Their spatial transcriptomics analysis identified a distinctive cluster of 167 genes differentially expressed within non-tumorous liver tissue exhibiting high MYCN—termed the "MYCN niche." This microenvironment appears to prime hepatocytes and surrounding cells for malignant transformation, acting as a permissive zone for tumor initiation. The profound biological insights gleaned from this gene signature underscore the pre-tumoral changes that herald cancer onset, opening avenues for interception before disease progression.
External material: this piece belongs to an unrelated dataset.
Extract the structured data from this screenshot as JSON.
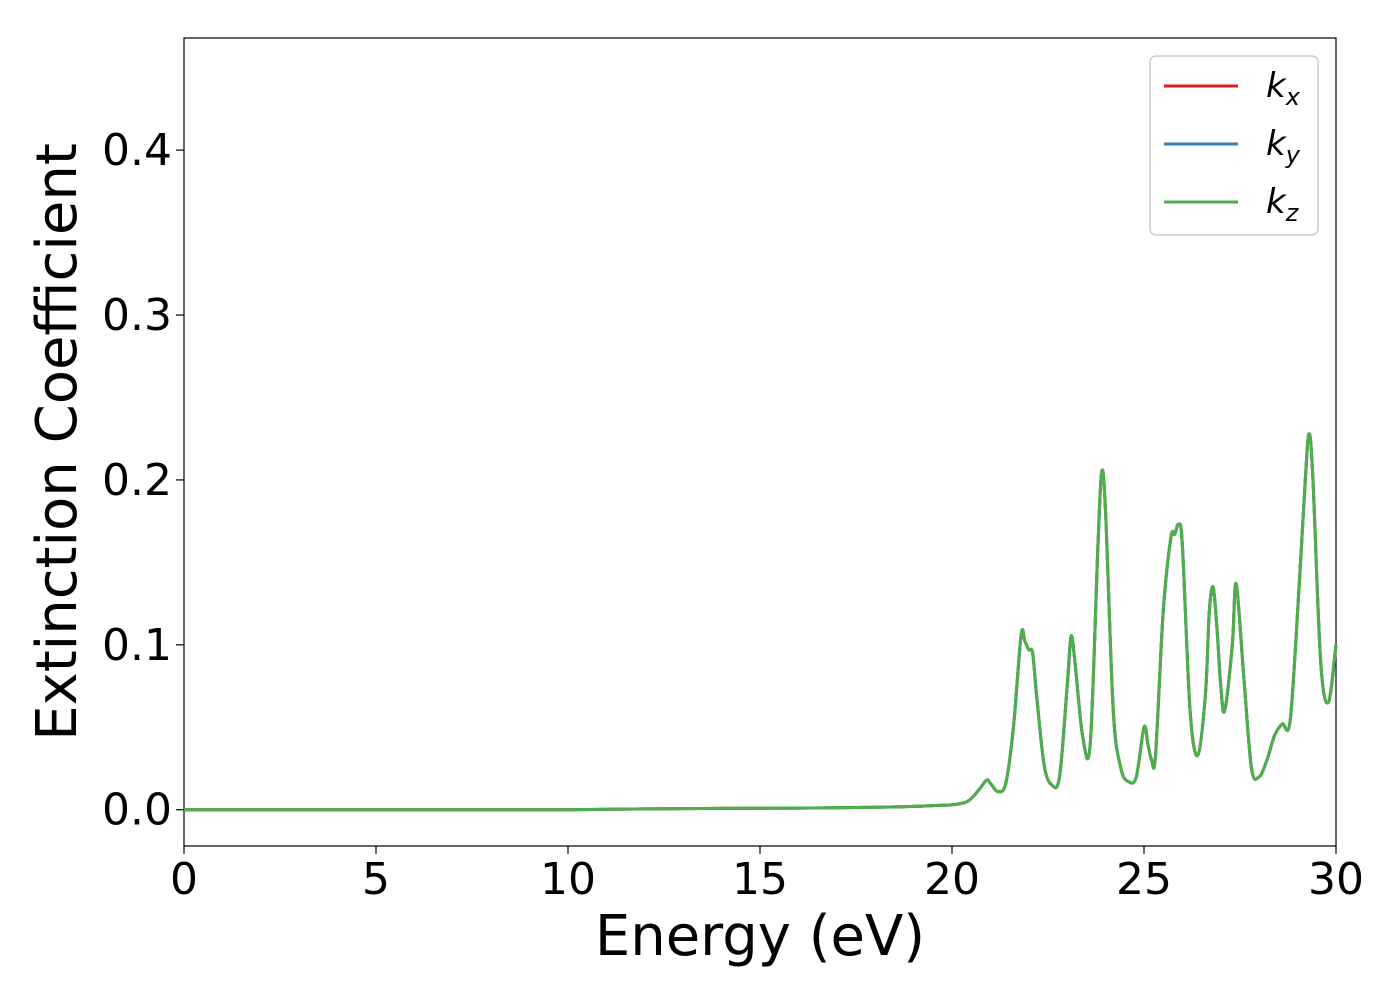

Capitalizing on these findings, the team developed a sophisticated machine-learning model trained on the spatial transcriptomic data. This algorithm quantifies the presence of the MYCN niche by analyzing gene-expression patterns characteristic of this pre-neoplastic milieu. Remarkably, the model achieves a 93% accuracy in distinguishing MYCN niche-positive regions, effectively serving as a computational biomarker predictive of liver cancer risk.

The team applied the MYCN niche score to human HCC datasets. Patients whose non-tumor liver tissues exhibited higher MYCN niche scores were found to have increased rates of tumor recurrence and poorer overall outcomes, highlighting the potential of this biomarker in prognostication. Intriguingly, this correlation was more pronounced when the scoring was based on non-cancerous tissue, reinforcing the concept that the tumor microenvironment—prior to overt cancer—is critical in determining patient prognosis.

This study represents a paradigm shift by marrying cutting-edge spatial transcriptomics with artificial intelligence to unveil the preclinical biological states that predispose to cancer initiation. The MYCN niche score exemplifies a new class of spatial biomarkers that transcend traditional diagnostic markers by scrutinizing the microenvironmental context that fosters disease emergence. The research team aspires to delve deeper into the biological mechanisms underpinning the MYCN niche.